Correctly Detecting Quoted Text

To do this, you’d need to account for the keyboard’s current language using UITextInputMode.primaryLanguage, and then check for the appropriate glyphs at the start and end of the string returned from the input control. This can easily become very complex depending upon the languages you support, and it is a bit of a balancing act between how typographically accurate you wish to be and how convenient you want the user input to be.

Frank Rausch gave a talk about building better apps with good typography. In this talk, he touched upon the differences between the types of dashes, and, of course, quotes. He also pointed us to his excellent open source library, Typographizer. Given that it is available to use under the lenient MIT license, you can look at the various cases that need to be handled to properly detect quotes. Using this information to develop a better version of the isEnclosedInDoubleQuotes computed property above is left as an exercise for the reader.

Replacing Smart Quotes with Straight Quotes

In some cases, your user-input text will be more than just user facing; it can have meaning for other parts of your code. Consider, for instance, an SSH app like Prompt. If the app uses a UITextField for input, and if you don’t set the smartQuotesType property to UITextSmartQuotesTypeNo, then a command like find . -name 'Hello World.txt' will get turned into find . -name ‘Hello World.txt’, resulting in a syntax error. In some cases, this replacement may not even cause an error, but instead cause unexpected behavior, which is far worse.

A first step, if using a UITextInputTraits conforming control, would be to set smartQuotesType to UITextSmartQuotesTypeNo, and set smartDashesType to UITextSmartDashesTypeNo. However, as mentioned above, this doesn’t work around the issue of the user pasting in text containing these characters.
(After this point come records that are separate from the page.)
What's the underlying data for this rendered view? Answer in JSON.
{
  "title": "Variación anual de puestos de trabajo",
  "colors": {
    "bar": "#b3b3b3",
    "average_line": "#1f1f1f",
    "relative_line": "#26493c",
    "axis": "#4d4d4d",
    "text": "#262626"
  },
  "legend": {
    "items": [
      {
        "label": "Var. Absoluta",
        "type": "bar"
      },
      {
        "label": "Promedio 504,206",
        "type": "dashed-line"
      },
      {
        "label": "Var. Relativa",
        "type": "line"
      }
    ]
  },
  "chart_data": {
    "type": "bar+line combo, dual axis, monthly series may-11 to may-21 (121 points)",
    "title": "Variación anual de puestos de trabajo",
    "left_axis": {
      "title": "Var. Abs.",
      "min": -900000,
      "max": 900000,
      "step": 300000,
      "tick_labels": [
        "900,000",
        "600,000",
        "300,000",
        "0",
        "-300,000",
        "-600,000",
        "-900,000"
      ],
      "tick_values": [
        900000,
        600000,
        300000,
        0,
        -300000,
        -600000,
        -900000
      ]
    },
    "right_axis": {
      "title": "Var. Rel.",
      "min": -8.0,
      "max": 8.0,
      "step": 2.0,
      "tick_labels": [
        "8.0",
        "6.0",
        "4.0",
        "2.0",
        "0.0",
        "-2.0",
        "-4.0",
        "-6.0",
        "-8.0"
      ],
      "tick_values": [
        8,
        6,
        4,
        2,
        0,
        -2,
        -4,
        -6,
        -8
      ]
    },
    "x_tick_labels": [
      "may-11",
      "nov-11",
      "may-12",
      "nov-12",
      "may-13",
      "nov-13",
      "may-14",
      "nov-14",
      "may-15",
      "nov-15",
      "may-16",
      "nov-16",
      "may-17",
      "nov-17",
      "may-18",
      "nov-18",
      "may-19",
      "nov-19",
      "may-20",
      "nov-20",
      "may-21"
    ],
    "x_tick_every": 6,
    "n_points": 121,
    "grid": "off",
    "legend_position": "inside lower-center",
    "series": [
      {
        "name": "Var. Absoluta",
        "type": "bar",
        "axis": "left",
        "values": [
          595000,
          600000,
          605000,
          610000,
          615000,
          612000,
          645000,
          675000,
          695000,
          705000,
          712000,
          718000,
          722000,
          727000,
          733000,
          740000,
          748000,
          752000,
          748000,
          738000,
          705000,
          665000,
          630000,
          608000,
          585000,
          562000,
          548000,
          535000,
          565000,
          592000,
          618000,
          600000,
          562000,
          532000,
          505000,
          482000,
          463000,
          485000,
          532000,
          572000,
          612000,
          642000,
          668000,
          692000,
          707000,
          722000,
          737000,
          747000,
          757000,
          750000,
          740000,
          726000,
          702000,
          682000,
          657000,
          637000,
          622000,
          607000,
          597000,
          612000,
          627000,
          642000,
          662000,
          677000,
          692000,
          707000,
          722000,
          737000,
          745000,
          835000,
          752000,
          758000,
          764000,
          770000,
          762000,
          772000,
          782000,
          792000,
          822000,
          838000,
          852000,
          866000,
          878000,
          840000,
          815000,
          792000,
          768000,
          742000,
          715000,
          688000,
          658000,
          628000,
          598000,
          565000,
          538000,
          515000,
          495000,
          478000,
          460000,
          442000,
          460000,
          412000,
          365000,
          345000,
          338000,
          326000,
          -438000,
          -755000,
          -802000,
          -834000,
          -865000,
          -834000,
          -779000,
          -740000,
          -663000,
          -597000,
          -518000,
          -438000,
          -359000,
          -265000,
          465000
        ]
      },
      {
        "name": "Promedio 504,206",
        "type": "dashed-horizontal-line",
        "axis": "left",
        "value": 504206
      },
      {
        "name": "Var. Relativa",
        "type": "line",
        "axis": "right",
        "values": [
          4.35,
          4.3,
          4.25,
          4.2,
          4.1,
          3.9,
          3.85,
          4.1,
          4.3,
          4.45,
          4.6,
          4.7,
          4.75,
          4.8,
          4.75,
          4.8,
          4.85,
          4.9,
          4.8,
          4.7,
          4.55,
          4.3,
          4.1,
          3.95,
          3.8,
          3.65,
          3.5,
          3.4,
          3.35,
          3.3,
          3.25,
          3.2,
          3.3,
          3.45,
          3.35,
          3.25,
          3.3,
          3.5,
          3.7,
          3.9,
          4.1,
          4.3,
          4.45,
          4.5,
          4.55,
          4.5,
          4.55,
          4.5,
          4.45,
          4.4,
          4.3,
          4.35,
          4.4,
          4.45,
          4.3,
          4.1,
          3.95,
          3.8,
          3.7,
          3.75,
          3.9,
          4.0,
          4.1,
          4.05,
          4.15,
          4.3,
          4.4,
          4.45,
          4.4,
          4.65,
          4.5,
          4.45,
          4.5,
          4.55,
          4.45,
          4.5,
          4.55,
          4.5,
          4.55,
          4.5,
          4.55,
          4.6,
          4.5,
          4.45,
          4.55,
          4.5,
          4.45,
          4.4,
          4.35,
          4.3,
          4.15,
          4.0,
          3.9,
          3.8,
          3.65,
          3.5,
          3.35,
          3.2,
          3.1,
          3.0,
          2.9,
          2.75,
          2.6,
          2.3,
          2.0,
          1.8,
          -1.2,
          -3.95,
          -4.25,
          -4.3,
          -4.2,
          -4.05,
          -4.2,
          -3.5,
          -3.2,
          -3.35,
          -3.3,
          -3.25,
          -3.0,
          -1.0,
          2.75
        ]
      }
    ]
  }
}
This is an issue across all iOS versions, not just iOS 11.

To truly sanitize your input, you would then need to check the input string whenever it changed and replace the special characters with their straight-quote equivalents. This isn’t a solution that will always be appropriate, though; the user might intentionally input specific characters, and there’s no easy way to tell what the user means without employing heuristics, which, by definition, will not always be accurate.

In a slightly anti-climactic conclusion, it appears that the best solution is dependent upon what your app does, what the particular input in question does, and, most importantly, what the user wants to do.